U.S. public pensions, as of 2021, continue to have a relatively strong presence in stocks, with 47.1%, and bonds, in second place, at 21.5%. Alternatives, such as private equity and real estate, have been increasing their share, but the traditional asset classes continue to rule.

The Wilshire report calls for “increasing exposure to marketable alternatives with low correlations and beta to risk assets that are unrestrained across asset classes.” In a metaphorical shift, the consulting firm turned to soccer to illustrate its recommendations.

The study calls for giving “the talented rookie a shot at striker.” Public equities “tripped on the pitch” in 2022, and their still-high valuations and dwindling earnings in 2023 don’t bode well for the future, it says. Venture capital and buyout funds stand the best chance of riding societal trends and taking advantage of opportunities in health care, tech and industrials, it argues.

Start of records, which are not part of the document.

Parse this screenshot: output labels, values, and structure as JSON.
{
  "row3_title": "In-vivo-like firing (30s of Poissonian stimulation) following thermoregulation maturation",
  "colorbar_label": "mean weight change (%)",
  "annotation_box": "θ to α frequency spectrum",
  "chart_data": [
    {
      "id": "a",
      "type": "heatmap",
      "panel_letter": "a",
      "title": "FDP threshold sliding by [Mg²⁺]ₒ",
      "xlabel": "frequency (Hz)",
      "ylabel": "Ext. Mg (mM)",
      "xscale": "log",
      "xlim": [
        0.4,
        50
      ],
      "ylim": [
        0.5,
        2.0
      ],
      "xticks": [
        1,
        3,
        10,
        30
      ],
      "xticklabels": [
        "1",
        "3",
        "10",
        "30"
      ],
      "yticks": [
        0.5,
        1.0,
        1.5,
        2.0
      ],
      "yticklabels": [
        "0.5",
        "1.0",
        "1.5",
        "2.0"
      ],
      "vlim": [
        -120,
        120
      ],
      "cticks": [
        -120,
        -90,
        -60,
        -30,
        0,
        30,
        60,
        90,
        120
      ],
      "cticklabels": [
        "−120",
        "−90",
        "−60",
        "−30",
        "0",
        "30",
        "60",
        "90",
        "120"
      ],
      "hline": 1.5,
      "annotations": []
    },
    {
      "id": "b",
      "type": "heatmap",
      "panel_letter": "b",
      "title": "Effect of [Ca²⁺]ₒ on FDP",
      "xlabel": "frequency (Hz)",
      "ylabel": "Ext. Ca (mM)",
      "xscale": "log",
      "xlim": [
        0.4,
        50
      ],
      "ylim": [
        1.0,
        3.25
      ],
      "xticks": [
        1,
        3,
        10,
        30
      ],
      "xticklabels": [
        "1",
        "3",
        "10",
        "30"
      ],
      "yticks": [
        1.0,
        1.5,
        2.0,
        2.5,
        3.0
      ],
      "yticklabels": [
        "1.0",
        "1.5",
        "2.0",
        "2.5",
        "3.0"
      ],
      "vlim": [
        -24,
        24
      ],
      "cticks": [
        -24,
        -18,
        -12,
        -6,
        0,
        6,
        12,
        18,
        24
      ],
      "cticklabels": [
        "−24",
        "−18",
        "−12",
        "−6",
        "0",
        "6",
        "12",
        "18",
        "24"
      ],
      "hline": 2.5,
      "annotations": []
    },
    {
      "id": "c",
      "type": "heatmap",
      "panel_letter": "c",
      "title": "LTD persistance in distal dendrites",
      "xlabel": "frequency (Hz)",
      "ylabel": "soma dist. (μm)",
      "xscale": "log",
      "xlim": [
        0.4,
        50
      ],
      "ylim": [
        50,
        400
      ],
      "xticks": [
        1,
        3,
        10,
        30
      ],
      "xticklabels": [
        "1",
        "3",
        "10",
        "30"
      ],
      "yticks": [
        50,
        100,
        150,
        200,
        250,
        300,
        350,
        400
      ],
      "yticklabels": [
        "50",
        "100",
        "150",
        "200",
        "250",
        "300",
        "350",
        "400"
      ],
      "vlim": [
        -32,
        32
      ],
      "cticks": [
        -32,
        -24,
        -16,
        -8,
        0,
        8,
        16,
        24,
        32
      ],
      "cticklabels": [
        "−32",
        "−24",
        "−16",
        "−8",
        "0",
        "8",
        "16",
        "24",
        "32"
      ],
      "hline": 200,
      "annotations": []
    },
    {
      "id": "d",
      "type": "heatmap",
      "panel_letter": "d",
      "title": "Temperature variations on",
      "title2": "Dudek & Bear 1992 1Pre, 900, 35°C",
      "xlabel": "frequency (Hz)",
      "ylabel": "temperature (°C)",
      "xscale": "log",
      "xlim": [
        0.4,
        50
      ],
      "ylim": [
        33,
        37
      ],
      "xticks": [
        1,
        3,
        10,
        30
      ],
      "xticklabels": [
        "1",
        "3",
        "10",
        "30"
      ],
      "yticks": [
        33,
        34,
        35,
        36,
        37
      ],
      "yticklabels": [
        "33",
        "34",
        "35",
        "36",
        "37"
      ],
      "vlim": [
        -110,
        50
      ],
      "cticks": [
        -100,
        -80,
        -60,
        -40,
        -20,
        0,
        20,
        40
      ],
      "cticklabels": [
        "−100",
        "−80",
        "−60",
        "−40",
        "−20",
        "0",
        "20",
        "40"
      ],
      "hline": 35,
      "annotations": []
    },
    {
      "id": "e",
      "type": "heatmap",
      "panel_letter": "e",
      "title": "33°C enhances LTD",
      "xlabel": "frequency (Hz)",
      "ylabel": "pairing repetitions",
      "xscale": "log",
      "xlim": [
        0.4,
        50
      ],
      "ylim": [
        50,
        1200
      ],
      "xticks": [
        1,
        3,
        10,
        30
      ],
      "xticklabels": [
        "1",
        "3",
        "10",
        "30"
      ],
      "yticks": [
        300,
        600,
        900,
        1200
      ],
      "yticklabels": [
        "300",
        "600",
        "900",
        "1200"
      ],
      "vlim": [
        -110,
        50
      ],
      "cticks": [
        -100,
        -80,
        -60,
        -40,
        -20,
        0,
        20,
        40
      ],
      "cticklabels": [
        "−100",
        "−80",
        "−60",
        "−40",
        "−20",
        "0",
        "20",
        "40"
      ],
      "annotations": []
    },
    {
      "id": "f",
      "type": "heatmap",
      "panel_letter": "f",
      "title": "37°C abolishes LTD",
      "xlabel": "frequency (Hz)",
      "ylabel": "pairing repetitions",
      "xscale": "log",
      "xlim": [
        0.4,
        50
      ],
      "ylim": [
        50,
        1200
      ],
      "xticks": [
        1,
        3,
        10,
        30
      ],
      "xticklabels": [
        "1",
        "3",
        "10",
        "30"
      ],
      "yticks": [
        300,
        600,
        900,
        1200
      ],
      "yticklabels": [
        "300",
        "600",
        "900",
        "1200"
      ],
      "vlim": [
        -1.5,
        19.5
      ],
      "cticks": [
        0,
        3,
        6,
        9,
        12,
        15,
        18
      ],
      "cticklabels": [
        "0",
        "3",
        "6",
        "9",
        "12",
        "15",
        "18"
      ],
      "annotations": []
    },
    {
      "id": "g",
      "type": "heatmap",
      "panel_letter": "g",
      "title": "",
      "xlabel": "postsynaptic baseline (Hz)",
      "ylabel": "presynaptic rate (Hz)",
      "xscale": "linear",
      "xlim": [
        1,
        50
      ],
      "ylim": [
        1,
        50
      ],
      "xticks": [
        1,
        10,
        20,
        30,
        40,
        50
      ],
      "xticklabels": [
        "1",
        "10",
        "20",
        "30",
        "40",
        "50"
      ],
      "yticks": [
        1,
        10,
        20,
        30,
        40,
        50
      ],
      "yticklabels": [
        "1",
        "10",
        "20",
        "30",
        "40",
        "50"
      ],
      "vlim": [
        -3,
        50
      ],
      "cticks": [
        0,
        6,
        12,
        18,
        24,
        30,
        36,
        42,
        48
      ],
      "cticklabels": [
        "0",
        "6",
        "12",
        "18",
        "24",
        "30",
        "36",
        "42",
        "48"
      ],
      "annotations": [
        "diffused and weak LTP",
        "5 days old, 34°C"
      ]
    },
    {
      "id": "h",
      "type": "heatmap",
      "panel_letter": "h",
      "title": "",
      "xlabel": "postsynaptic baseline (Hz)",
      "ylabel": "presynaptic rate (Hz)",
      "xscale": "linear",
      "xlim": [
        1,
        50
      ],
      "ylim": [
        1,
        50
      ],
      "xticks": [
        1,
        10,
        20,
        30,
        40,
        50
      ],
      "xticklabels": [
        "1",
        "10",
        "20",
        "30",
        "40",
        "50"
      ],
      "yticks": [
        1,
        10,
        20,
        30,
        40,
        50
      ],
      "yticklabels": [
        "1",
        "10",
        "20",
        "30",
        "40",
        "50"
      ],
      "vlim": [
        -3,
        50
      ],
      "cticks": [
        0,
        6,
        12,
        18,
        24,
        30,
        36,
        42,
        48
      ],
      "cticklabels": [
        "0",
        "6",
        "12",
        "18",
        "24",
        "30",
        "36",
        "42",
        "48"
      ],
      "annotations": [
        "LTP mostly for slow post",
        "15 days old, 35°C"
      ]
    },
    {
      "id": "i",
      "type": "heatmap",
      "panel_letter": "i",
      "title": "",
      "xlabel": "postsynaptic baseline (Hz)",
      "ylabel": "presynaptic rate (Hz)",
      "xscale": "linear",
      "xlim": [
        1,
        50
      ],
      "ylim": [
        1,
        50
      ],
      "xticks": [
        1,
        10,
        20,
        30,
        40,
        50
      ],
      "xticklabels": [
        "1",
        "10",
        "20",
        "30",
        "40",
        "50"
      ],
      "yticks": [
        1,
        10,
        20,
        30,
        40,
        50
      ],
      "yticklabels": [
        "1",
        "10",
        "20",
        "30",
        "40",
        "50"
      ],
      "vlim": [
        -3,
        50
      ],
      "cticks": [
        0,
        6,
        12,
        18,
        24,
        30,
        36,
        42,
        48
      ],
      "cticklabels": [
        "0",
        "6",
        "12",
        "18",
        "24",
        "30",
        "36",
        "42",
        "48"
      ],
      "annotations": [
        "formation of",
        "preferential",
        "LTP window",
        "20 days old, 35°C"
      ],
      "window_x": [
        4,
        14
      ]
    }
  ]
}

Generating income is best done nowadays via high-yield bonds (averaging 9.6% yields versus 5.1% for investment-grade paper) and short-duration credit, which the firm labels its “midfield” players. For goalie? Try global macro-oriented hedge funds, the study advises. As the report puts it, “diversifying marketable alternatives with low correlations and beta to risk assets that are unconstrained across asset class and direction (long/short)” should serve investors well.

Rebalancing among some allocators, along the lines Wilshire suggests, has started to happen. The nation’s largest public pension fund, the California Public Employees’ Retirement System, last summer announced it was shifting its asset allocation to move its stock ownership to 42% from 50% of its holdings.

Certainly, not everyone has such a dour view of traditional assets as does Wilshire. Consultancy Cambridge Associates, for instance, expects stocks and bonds to rebound to their old prominence in 2023.